Q. With the switch closed, what is the voltage difference, VA-VB ?
Junction rule: I3 = I1 + I2
The Attempt at a Solution
I solved for the currents in this circuit when the switch is closed.
Top loop(clockwise): +10V1 - 15*I1 - 47*I1 + (0V since i'm assuming no Voltage drop across switch) = 0
Bottom loop(counter clockwise): -5*I2 + 6V2 - 22*I2 + 0V = 0
For the top loop: I isolated I1 and got 10/62 = 0.161 = I1
For the bottom loop: I got 6/27 = 0.222A = I2
I1 + I2 = 0.161 + 0.222 = 0.383A.= I3
for the voltage difference VA - VB, I tried doing this with the guidance of a friend.
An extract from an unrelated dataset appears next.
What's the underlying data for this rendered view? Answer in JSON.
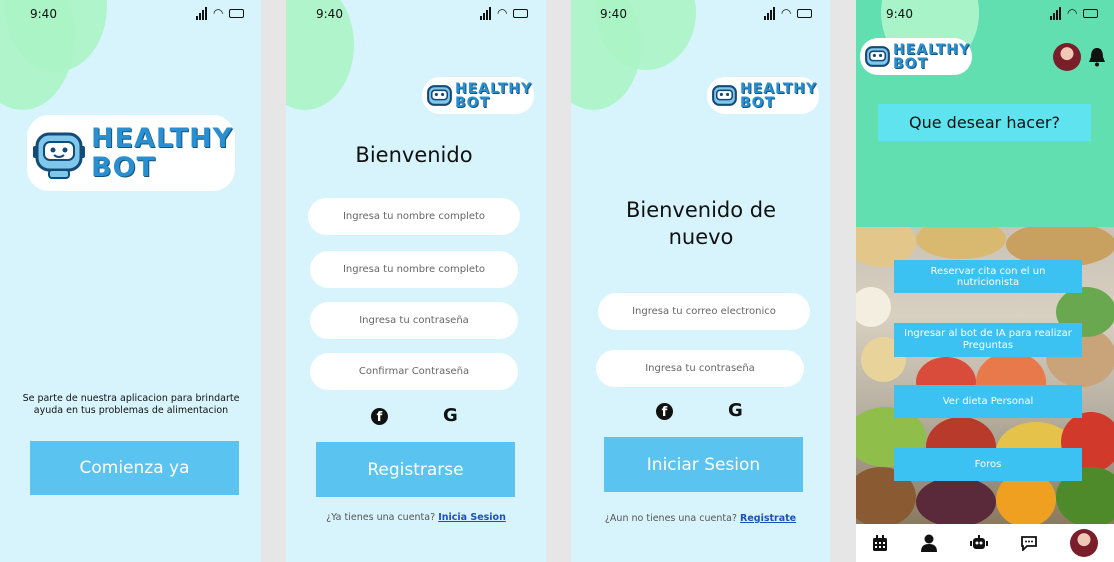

Va = 10 - I1*15 = 7.585 V.
Vb = Va - Vc - 6 (Vc being the voltage at node C where I3 flows through.)
Then Vc = Va - i1*47 = 7.585 - (7.567) = 0.018 V.
Vb = Va - Vc - 6 = 7.585 - 0.018 - 6 = 1.567 V.
Finally Va - Vb = 7.585 - 1.567 = 6.018 V
I am not sure whether I did this part correct.